Se tiran la papa caliente. En Casa Rosada apuntan a Sturzenegger por dos tropiezos políticos que obligaron a dar marcha atrás.
El ministro de Desregulación y Transformación del Estado, Federico Sturzenegger, apodado “el Coloso” por el presidente Javier Milei, tuvo dos inexplicables traspiés esta semana con sendos proyectos de su autoría que levantaron polvareda y finalmente fueron observados por la Casa Rosada: la iniciativa sobre Inviolabilidad de la Propiedad Privada -en el que se rompió la cadena de alianzas con los gobernadores cercanos- y otra que hizo eje en la desregulación marítima, que originó un escándalo nacional y un costoso paro portuario de cuatro días.
En el área presidencial del círculo palaciego consideran que en ambos casos “no se midió adecuadamente” el impacto de ambos temas y, sobre todo, no se instaló el propósito de las propuestas, y así se naufragó, allanándole el camino a la oposición y a los sectores interesados en hacer trastabillar al Gobierno. 
Concretamente, consideran que el proyecto de ley sobre Inviolabilidad de la Propiedad Privada pasó a denominarse “Ley de Tierras” y entonces “se le dio pasto a las fieras”, ya que confluyeron en contra no solo sectores kirchneristas, sino también gobiernos provinciales y otros sectores nacionalistas opuestos al Gobierno.
En resumen, “se perdió la batalla narrativa” y cerca de Karina Milei, secretaria general de la Presidencia, se llamó a “barajar y dar de nuevo” en el relato dialéctico, porque analizan que tanto el presidente Milei como el ministro de Economía, Luis Caputo, instalan temas de agenda, pero está fallando -o más bien “no está aún en sintonía”- el impetuoso pero con “poco vuelo” vocero presidencial Adrián Ravier.
Al mismo tiempo, los ojos del círculo palaciego se posaron sobre la titular del bloque de La Libertad Avanza en el Senado, Patricia Bullrich, y el jefe de Gabinete, Diego Santilli, quienes el martes en la reunión de la Mesa Política en la Casa Rosada esbozaron optimismo. “No la vieron venir”, dicen los críticos.
Por eso hubo varios errores que “no se pueden volver a repetir”, dicen por lo bajo en la Casa Rosada. Es que además, tanto Milei como Caputo -especialmente el jefe de la cartera de Economía- salieron a bancar estos días el modelo económico, relanzaron el proyecto de reelección del jefe de Estado y eligieron como blanco al kirchnerismo y a Lula da Silva, mientras descuidaban el proyecto de “Sturze”.
Lo cierto es la caída del proyecto de “ley de Tierras” fue la antesala de otro papelón de la Casa Rosada o, más bien, del “coloso” Sturzenegger.

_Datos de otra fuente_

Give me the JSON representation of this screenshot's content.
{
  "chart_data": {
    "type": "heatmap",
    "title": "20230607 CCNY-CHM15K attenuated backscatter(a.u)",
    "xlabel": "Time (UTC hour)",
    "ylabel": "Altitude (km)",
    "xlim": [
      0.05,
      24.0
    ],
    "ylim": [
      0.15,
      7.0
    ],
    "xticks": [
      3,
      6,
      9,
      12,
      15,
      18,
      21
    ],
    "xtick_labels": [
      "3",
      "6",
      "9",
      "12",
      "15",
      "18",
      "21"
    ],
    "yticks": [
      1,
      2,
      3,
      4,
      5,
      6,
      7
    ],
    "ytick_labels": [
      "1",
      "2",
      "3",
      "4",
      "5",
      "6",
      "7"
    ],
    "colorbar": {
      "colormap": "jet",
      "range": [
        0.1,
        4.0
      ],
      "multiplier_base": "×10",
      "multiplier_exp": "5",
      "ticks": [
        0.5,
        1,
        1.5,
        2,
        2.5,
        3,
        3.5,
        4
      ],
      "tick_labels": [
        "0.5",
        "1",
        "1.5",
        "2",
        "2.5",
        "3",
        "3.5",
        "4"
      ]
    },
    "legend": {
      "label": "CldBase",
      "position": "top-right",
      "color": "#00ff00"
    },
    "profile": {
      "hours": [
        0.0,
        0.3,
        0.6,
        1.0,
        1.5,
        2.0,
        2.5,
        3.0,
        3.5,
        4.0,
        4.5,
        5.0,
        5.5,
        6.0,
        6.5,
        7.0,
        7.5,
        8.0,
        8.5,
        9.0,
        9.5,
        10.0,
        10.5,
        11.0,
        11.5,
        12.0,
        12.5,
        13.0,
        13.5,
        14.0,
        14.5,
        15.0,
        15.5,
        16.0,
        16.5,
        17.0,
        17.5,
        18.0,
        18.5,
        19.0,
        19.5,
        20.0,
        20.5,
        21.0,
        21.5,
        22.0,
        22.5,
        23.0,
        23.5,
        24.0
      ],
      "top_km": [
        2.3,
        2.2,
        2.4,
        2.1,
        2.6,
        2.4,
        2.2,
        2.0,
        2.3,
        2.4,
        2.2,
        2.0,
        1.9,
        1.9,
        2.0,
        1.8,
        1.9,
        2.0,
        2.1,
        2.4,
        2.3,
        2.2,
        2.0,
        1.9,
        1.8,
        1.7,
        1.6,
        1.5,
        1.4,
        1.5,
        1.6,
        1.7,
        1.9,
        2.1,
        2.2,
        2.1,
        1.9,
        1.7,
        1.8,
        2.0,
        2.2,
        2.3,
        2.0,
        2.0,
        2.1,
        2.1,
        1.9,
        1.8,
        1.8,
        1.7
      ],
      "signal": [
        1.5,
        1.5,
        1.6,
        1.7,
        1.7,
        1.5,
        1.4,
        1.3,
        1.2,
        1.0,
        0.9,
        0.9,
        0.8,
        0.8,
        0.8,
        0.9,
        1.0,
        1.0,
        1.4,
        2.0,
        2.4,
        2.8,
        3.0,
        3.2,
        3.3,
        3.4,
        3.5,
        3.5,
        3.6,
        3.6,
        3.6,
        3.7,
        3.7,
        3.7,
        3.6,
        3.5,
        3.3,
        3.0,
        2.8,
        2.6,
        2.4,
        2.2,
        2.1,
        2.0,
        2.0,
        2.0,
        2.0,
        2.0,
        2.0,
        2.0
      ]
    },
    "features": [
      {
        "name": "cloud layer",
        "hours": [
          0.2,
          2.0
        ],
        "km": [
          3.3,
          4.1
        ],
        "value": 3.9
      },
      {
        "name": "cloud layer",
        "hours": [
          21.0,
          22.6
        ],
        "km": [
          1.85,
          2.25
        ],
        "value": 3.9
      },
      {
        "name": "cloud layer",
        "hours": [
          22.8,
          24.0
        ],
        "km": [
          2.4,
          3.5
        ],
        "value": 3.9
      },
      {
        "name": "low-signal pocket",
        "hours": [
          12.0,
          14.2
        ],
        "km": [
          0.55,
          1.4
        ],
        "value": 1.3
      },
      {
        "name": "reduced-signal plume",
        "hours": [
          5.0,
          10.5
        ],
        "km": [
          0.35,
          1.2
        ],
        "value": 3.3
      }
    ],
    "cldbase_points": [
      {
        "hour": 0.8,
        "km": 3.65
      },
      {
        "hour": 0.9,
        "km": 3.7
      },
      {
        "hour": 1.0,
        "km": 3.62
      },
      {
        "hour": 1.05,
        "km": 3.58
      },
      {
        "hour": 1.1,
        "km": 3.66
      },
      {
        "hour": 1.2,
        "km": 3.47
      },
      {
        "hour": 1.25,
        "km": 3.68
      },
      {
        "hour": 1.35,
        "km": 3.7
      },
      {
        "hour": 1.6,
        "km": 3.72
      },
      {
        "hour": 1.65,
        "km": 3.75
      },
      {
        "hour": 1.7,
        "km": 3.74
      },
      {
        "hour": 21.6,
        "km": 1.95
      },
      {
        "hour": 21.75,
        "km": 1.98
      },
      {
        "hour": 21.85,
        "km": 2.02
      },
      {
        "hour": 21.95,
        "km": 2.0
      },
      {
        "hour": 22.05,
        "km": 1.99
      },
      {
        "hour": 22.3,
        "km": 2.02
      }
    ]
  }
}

Es que Karina tuvo que intervenir de urgencia después de un paro que frenó la operatoria portuaria nada menos que durante cuatro días y ordenó dar marcha atrás el martes con el decreto desregulador del “practicaje y pilotaje” en ríos y puertos argentinos, publicado el viernes pasado en el Boletín Oficial.
La lupa palaciega hizo foco en el ministro Sturzenegger, alma matter del proyecto, quien fue corrido de la negociación ante la escalada del conflicto y reemplazado por su par de Seguridad, Alejandra Monteoliva.
El escándalo estalló el sábado al conocerse la publicación del decreto desregulador del “coloso”, pero expertos en el tema se quejaron porque hubo avisos y también señales de alerta que Sturzenegger -a quien se considera un excelente técnico pero sin tacto político- “no la vio venir”.
Pese a las numerosas advertencias de interesados en el tema, el ministro serial de desregulaciones insistió con su proyecto, sin notar que tendría que haber buscado un diálogo con ellos, dicen en la Casa Rosada, y tomaron nota para que no se repita en el futuro.